Unit 2 (2.3) Flashcards
Adaptations for transport (42 cards)
Vascular systems of earthworms
Vascularisation, closed circulatory system and pumps, carriage of respiratory gases in blood
Vascular systems of mammals
Double circulatory systems
Vascular systems of fish
Single circulatory system
Vascular systems of Insects
Open circulatory system, dorsal tube-shaped heart, lack of respiratory gases in blood
What is a double circulatory system?
Circulatory system in which blood flows twice in two circuits, blood pumped from heart to lungs, returns to heart, pumped around body and returns to heart again.
What is a single circulatory system?
Circulatory system where blood travels through heart once in one circuit, blood flows through the heart and is pumped around the body before returning to heart.
Why is cardiac muscle describes as myogenic?
It initiates its own contraction without outside stimulation from nervous impulses.
Four chambers of mammalian heart
Left Atrium
Right Atrium
Left Ventricle
Right Ventricle
Five types of blood vessel
Arteries
Arterioles
Capillaries
Venules
Veins
Structures of mammalian heart
Left atrium
Right ventricle
Bicuspid valve
tricuspid valve
Pulmonary vein
Vena cava
Semi-lunar valve
Aorta
Pulmonary artery
What is the cardiac cycle?
The sequence of events involved in one complete contraction and relaxion of the heart
Three stages, atrial systole, ventricular systole and diastole
What is plasma?
Main component of the blood (yellow liquid) that carries red blood cells
Contains proteins, nutrients, mineral ions, hormones, dissolved gasses, and waste.
How does partial pressure of oxygen affect oxygen-haemoglobin binding?
Haemoglobin has variable affinity for oxygen depending on the partial pressure of oxygen, p(O2)
At high p(O2) oxygen associates for form oxyhaemoglobin
At low p(O2) oxygen dissociates to form deoxyhaemoglobin
Role of haemoglobin
Present in red blood cells. Oxygen molecules bind to the haem groups and are carried around the body, then released where they are needed in respiring tissues.
Why is the higher affinity of fetal haemoglobin important?
Enables the fetus to obtain oxygen from the mothers blood
Why does fetal haemoglobin differ form adult haemoglobin?

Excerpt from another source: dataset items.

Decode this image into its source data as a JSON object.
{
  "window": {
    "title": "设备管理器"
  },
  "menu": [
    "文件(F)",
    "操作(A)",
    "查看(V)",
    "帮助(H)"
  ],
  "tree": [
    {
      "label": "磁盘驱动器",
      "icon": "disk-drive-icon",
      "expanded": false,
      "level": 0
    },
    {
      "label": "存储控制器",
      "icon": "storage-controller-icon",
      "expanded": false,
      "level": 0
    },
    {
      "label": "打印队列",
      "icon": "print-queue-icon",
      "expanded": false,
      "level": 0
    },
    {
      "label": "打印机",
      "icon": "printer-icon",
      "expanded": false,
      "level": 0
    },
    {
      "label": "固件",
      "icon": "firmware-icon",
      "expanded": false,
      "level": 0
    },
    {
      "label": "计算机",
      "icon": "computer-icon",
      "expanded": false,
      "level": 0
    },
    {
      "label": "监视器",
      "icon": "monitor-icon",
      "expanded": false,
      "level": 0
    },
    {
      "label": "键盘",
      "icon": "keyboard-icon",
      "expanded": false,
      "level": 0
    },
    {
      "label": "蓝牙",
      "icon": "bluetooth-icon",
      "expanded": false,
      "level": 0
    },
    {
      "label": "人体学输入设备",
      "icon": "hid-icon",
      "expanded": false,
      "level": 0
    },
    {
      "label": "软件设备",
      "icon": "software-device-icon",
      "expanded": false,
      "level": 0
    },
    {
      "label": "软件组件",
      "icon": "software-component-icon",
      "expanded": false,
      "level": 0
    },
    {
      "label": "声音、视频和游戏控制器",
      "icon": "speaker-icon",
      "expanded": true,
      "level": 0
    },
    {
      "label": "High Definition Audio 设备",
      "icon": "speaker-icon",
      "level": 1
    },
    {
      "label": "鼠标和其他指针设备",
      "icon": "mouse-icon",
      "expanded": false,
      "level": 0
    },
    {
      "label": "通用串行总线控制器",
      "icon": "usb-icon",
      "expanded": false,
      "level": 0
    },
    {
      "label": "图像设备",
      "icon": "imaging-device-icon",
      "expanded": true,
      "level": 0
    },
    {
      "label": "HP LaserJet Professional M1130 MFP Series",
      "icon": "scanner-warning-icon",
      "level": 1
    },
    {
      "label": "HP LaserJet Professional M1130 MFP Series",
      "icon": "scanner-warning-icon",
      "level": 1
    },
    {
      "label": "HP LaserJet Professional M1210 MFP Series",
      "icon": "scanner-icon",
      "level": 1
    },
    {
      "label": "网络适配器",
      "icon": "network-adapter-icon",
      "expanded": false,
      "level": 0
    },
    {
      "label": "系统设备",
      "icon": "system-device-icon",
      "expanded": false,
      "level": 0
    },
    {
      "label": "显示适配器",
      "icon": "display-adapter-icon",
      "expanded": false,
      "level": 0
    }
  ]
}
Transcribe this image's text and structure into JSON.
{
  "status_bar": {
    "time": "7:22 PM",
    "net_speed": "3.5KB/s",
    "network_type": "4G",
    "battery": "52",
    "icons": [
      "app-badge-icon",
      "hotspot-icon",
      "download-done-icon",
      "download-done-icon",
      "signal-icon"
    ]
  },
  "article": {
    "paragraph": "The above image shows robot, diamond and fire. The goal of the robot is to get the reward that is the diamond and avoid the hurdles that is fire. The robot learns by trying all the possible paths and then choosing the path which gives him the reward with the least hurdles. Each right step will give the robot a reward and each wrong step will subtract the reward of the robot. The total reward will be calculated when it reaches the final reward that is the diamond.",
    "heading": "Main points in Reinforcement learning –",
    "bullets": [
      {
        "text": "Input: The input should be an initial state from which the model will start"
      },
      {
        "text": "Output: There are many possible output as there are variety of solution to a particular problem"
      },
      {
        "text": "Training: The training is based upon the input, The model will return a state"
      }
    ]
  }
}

Higher affinity for oxygen than adult haemoglobin due to the presence of two different subunits that allow oxygen to bind more readily .
Compare the dissociation curves of adult and fetal haemoglobin
Fetal haemoglobin dissociation to the left. At the same partial pressure, % oxygen saturation is greater due to fetal haemoglobin having a higher affinity.
What is the chloride shift?
Process by which chloride ions move into the erythrocytes in exchange for hydrogen carbonate ions which diffuse out of the erythrocytes.
One to one exchange
Why is chloride shift important?
It maintains the electrochemical equilibrium inside the cell
What is the Bohr effect?
The loss of affinity of haemoglobin for oxygen as the partial pressure of carbon dioxide increases.
What is tissue fluid?
Fluid that surrounds the cells of animals
Same composition as plasma but does not contain red blood cells or plasma proteins.
How is fluid tissue formed?
Blood pumped through increasingly smaller vessels, hydrostatic pressure is greater than oncotic pressure, fluid moves out of the capillaries. Then exchanges substances with the cells.
Hydrostatic pressure
Higher at arterial end of capillary than venous end.
Oncotic pressure
Changing water potential of the capillaries as water moves out, induced by proteins in the plasma.